My heart sank. "Shortly after she called Melody."
"We'll know more after the autopsy tomorrow morning. Whoever did it also stole the security camera outside. We don't have any witnesses." He paused. "Or at least none that we can talk to."
A flutter began in my stomach. I knew where this was going.
Ellis leaned an arm over the back of the couch. "I need your help, Verity."
Oh my. "This isn't a habit I want to encourage," I said, even if I could talk Frankie into helping me. It took a lot of his strength to show me the other side. "I'm not a professional ghost hunter."
"You're good at it," he pressed.
"I almost got us killed last time." He'd hired me to clear out some ghosts in a property he was renovating. It hadn't exactly gone smoothly. "I've never talked to such a new ghost." I didn't even know if Darla could be found. "And aren't you the one who agreed I shouldn't be doing this?"

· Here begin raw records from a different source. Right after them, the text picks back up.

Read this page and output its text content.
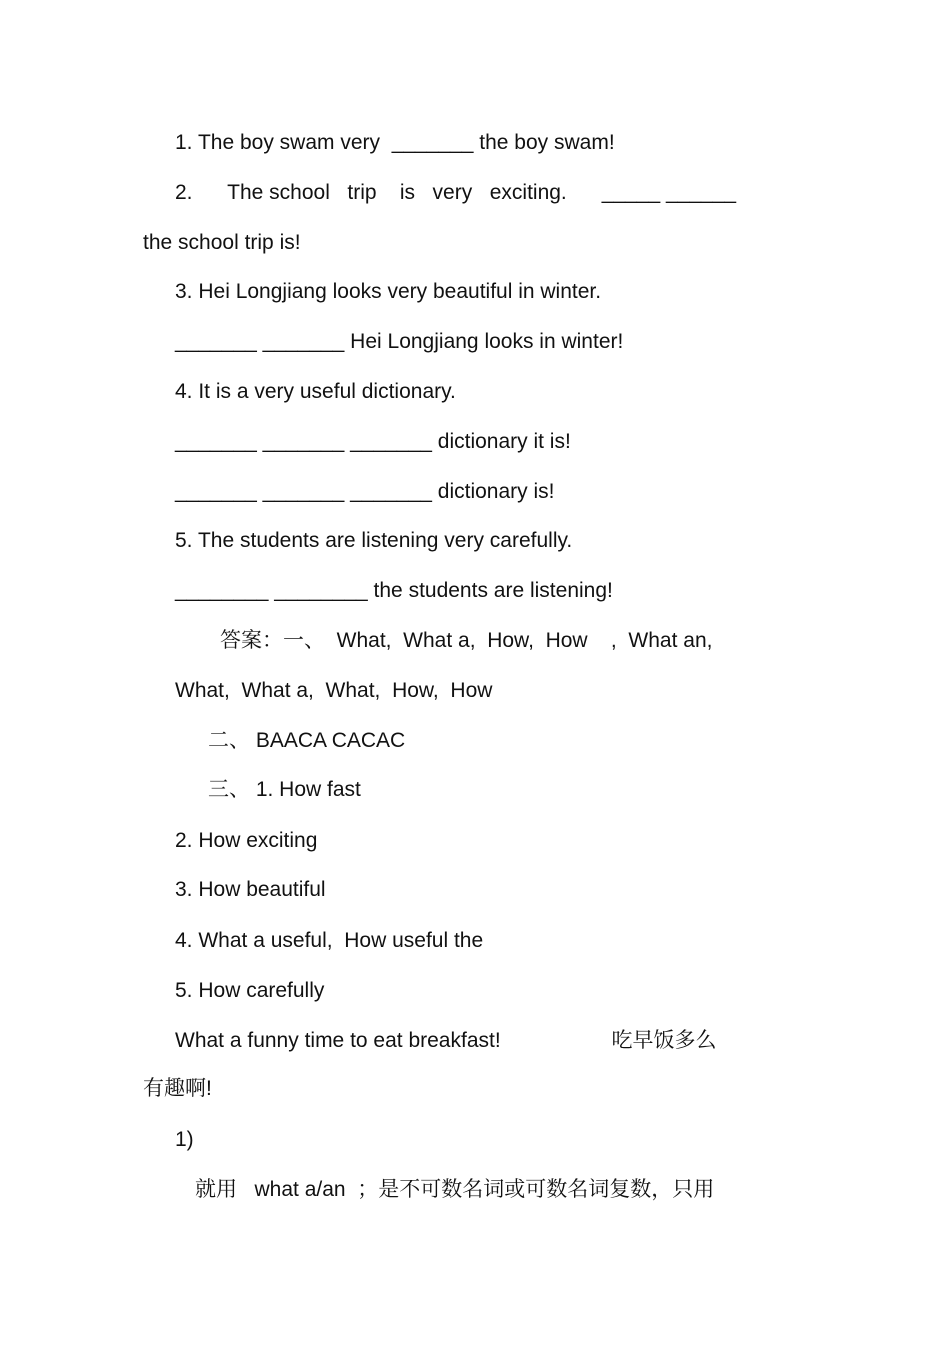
1. The boy swam very  _______ the boy swam!
2.      The school   trip    is   very   exciting.      _____ ______
the school trip is!
3. Hei Longjiang looks very beautiful in winter.
_______ _______ Hei Longjiang looks in winter!
4. It is a very useful dictionary.
_______ _______ _______ dictionary it is!
_______ _______ _______ dictionary is!
5. The students are listening very carefully.
________ ________ the students are listening!
答案：一、  What,  What a,  How,  How    ,  What an,
What,  What a,  What,  How,  How
二、 BAACA CACAC
三、 1. How fast
2. How exciting
3. How beautiful
4. What a useful,  How useful the
5. How carefully
What a funny time to eat breakfast!                   吃早饭多么
有趣啊!
1)
就用   what a/an  ；是不可数名词或可数名词复数，只用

He shook his head. "You're right," he conceded. "At some point, this has to stop. But not tonight. We need to know what happened in that library. You don't have to talk to Darla. I'll take any witness you can find. The building has got to be haunted," he said. "I've heard stories since I was a kid."
"Well, of course." Sugarland Library had served as a field hospital during the Civil War. No doubt a few well-loved, long-deceased patrons chose to hang around as well. But that didn't mean I could go in there and start chatting up the local ghost population. "The library has crime-scene tape all over it. I'm not even allowed in there."
Ellis fixed his gaze on me. "It also has a twenty-four-hour police presence, and I'm on the force." Right on cue, his radio squawked. The detective's voice took over the line, yelling at somebody. He flipped it off and stood. "Marshall is serious about protecting his crime scene. But I'm on guard duty this evening."